Only Jie Ming himself could sense the faint yet steady energy fluctuations emanating from the artifacts pressed against his skin—like a set of mechanical exoskeleton concealed beneath his clothing.
He knew his own advantages and shortcomings.
In terms of conventional spell reserves, depth of understanding of fundamental laws, or speed of on-the-spot complex spell construction, he most likely could not match wizards of the same ring at present.

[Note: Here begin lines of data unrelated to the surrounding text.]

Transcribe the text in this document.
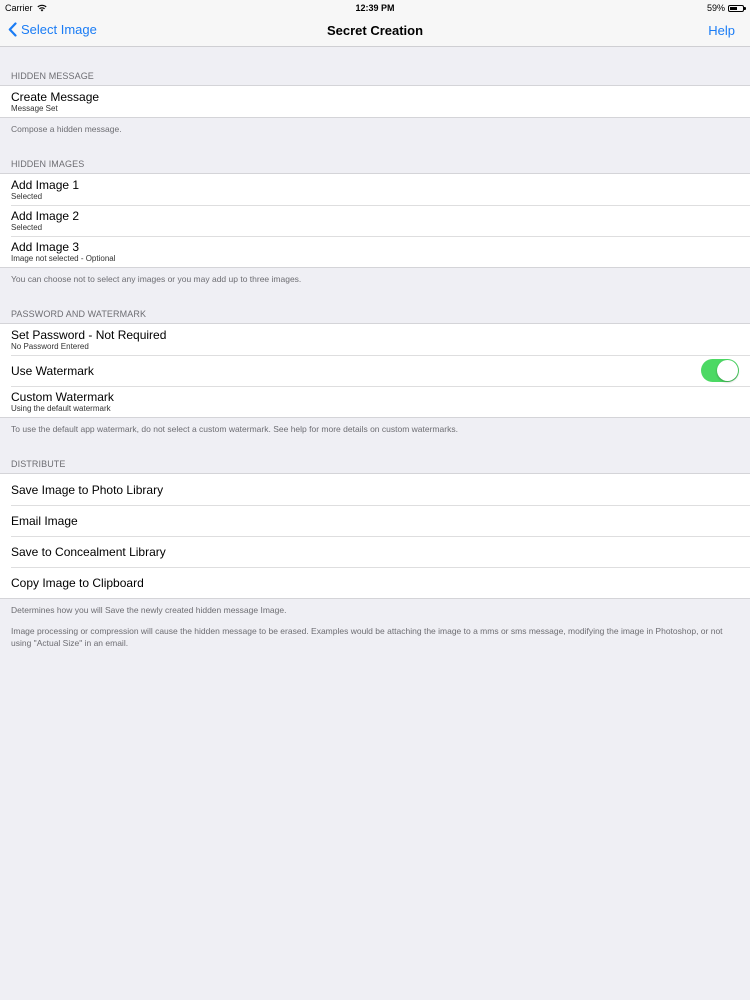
Carrier	12:39 PM	59%
Select Image	Secret Creation	Help
HIDDEN MESSAGE
Create Message
Message Set

Compose a hidden message.

HIDDEN IMAGES
Add Image 1
Selected
Add Image 2
Selected
Add Image 3
Image not selected - Optional

You can choose not to select any images or you may add up to three images.

PASSWORD AND WATERMARK
Set Password - Not Required
No Password Entered
Use Watermark
Custom Watermark
Using the default watermark

To use the default app watermark, do not select a custom watermark. See help for more details on custom watermarks.

DISTRIBUTE
Save Image to Photo Library
Email Image
Save to Concealment Library
Copy Image to Clipboard

Determines how you will Save the newly created hidden message Image.

Image processing or compression will cause the hidden message to be erased. Examples would be attaching the image to a mms or sms message, modifying the image in Photoshop, or not using "Actual Size" in an email.
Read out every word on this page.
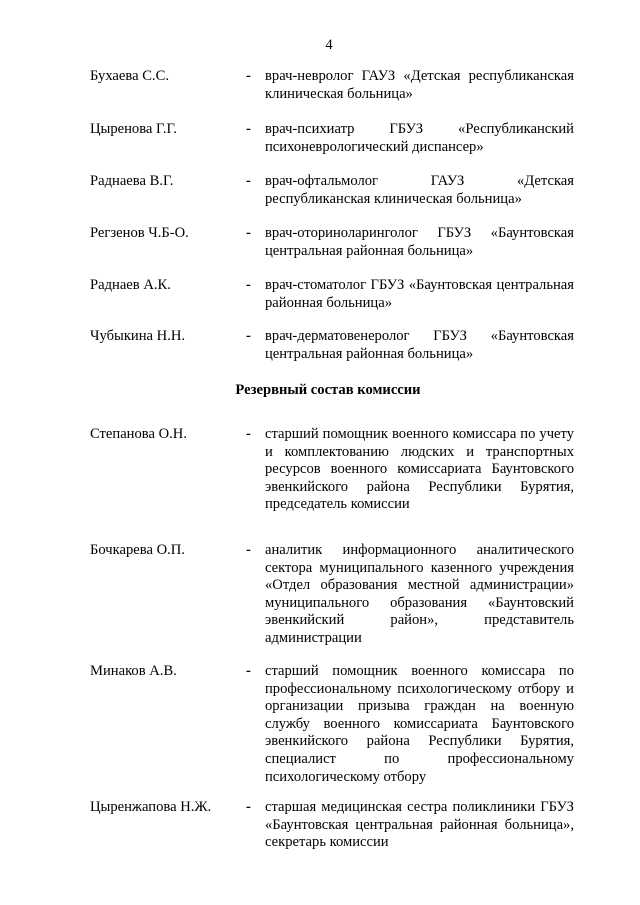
4
Бухаева С.С.	- врач-невролог ГАУЗ «Детская республиканская клиническая больница»
Цыренова Г.Г.	- врач-психиатр ГБУЗ «Республиканский психоневрологический диспансер»
Раднаева В.Г.	- врач-офтальмолог ГАУЗ «Детская республиканская клиническая больница»
Регзенов Ч.Б-О.	- врач-оториноларинголог ГБУЗ «Баунтовская центральная районная больница»
Раднаев А.К.	- врач-стоматолог ГБУЗ «Баунтовская центральная районная больница»
Чубыкина Н.Н.	- врач-дерматовенеролог ГБУЗ «Баунтовская центральная районная больница»
Резервный состав комиссии
Степанова О.Н.	- старший помощник военного комиссара по учету и комплектованию людских и транспортных ресурсов военного комиссариата Баунтовского эвенкийского района Республики Бурятия, председатель комиссии
Бочкарева О.П.	- аналитик информационного аналитического сектора муниципального казенного учреждения «Отдел образования местной администрации» муниципального образования «Баунтовский эвенкийский район», представитель администрации
Минаков А.В.	- старший помощник военного комиссара по профессиональному психологическому отбору и организации призыва граждан на военную службу военного комиссариата Баунтовского эвенкийского района Республики Бурятия, специалист по профессиональному психологическому отбору
Цыренжапова Н.Ж. - старшая медицинская сестра поликлиники ГБУЗ «Баунтовская центральная районная больница», секретарь комиссии
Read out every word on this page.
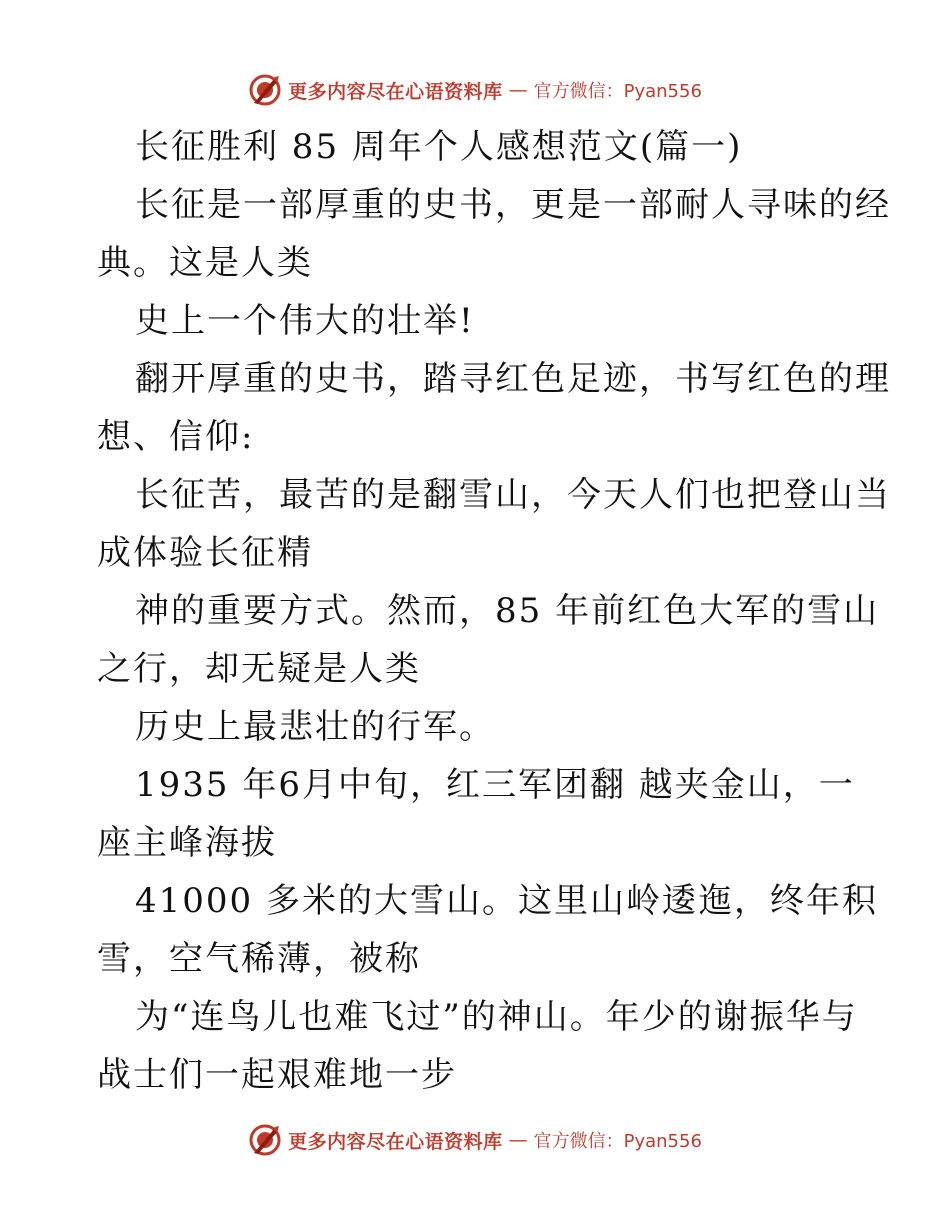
更多内容尽在心语资料库 — 官方微信：Pyan556
长征胜利 85 周年个人感想范文(篇一)
长征是一部厚重的史书，更是一部耐人寻味的经
典。这是人类
史上一个伟大的壮举!
翻开厚重的史书，踏寻红色足迹，书写红色的理
想、信仰:
长征苦，最苦的是翻雪山，今天人们也把登山当
成体验长征精
神的重要方式。然而，85 年前红色大军的雪山
之行，却无疑是人类
历史上最悲壮的行军。
1935 年6月中旬，红三军团翻 越夹金山，一
座主峰海拔
41000 多米的大雪山。这里山岭逶迤，终年积
雪，空气稀薄，被称
为“连鸟儿也难飞过”的神山。年少的谢振华与
战士们一起艰难地一步
更多内容尽在心语资料库 — 官方微信：Pyan556
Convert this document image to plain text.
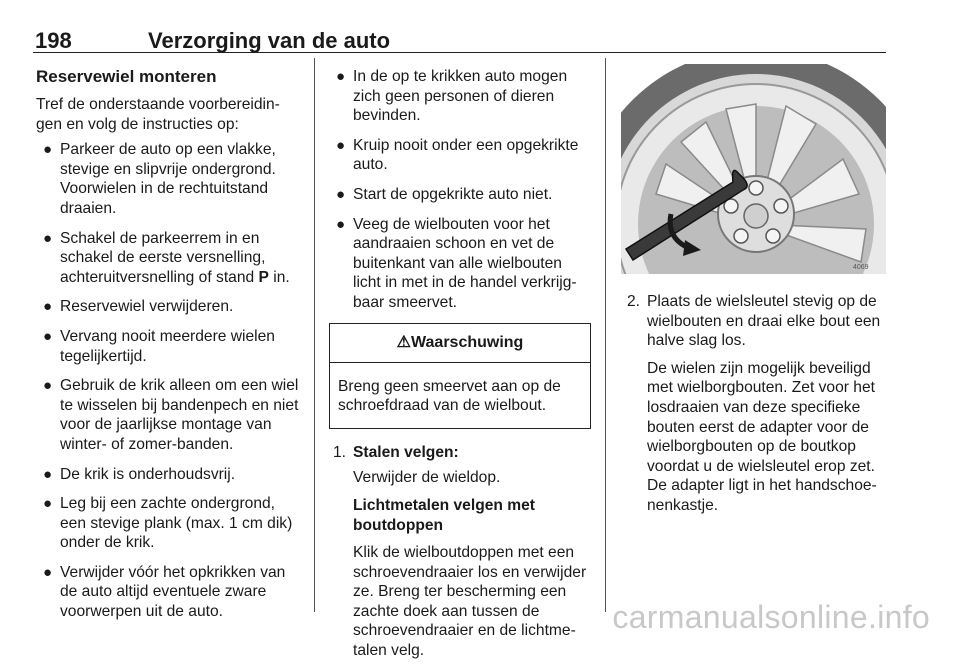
198	Verzorging van de auto
Reservewiel monteren

Tref de onderstaande voorbereidin-gen en volg de instructies op:

● Parkeer de auto op een vlakke, stevige en slipvrije ondergrond. Voorwielen in de rechtuitstand draaien.
● Schakel de parkeerrem in en schakel de eerste versnelling, achteruitversnelling of stand P in.
● Reservewiel verwijderen.
● Vervang nooit meerdere wielen tegelijkertijd.
● Gebruik de krik alleen om een wiel te wisselen bij bandenpech en niet voor de jaarlijkse montage van winter- of zomer-banden.
● De krik is onderhoudsvrij.
● Leg bij een zachte ondergrond, een stevige plank (max. 1 cm dik) onder de krik.
● Verwijder vóór het opkrikken van de auto altijd eventuele zware voorwerpen uit de auto.
● In de op te krikken auto mogen zich geen personen of dieren bevinden.
● Kruip nooit onder een opgekrikte auto.
● Start de opgekrikte auto niet.
● Veeg de wielbouten voor het aandraaien schoon en vet de buitenkant van alle wielbouten licht in met in de handel verkrijg-baar smeervet.
⚠Waarschuwing
Breng geen smeervet aan op de schroefdraad van de wielbout.
1. Stalen velgen:

Verwijder de wieldop.

Lichtmetalen velgen met boutdoppen

Klik de wielboutdoppen met een schroevendraaier los en verwijder ze. Breng ter bescherming een zachte doek aan tussen de schroevendraaier en de lichtme-talen velg.

4069
2. Plaats de wielsleutel stevig op de wielbouten en draai elke bout een halve slag los.

De wielen zijn mogelijk beveiligd met wielborgbouten. Zet voor het losdraaien van deze specifieke bouten eerst de adapter voor de wielborgbouten op de boutkop voordat u de wielsleutel erop zet. De adapter ligt in het handschoe-nenkastje.

carmanualsonline.info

But he possessed knowledge from another world brought by the Great Dao Book Pavilion, and unique techniques that fused immortal cultivation logic with wizard runes.
These wizard artifacts were his advantage—and his confidence.
“Time is almost up.”
A low voice came from ahead.
At some point Instructor Clark had turned around. Those eyes that seemed capable of piercing fate swept across Jie Ming and Viola before finally settling on the distant spatial rift.
“Check your defenses,” Clark said concisely. “The moment we enter, combat will begin.”
Though Instructor Clark’s voice was not loud, the instant his words fell, both Jie Ming and Viola tensed to their absolute limit.
Almost simultaneously, the million wizards began to move.
Some chanted softly, others swiftly formed hand seals, still others directly activated pre-set triggered spells.
Surging elemental torrents soared skyward—flame, frost, lightning, gravity, light, sound, illusion, emotion…
Countless forces were briefly awakened, transforming into layered shields, halos, force fields, and enhancement spells that enveloped each wizard in radiant spheres of war.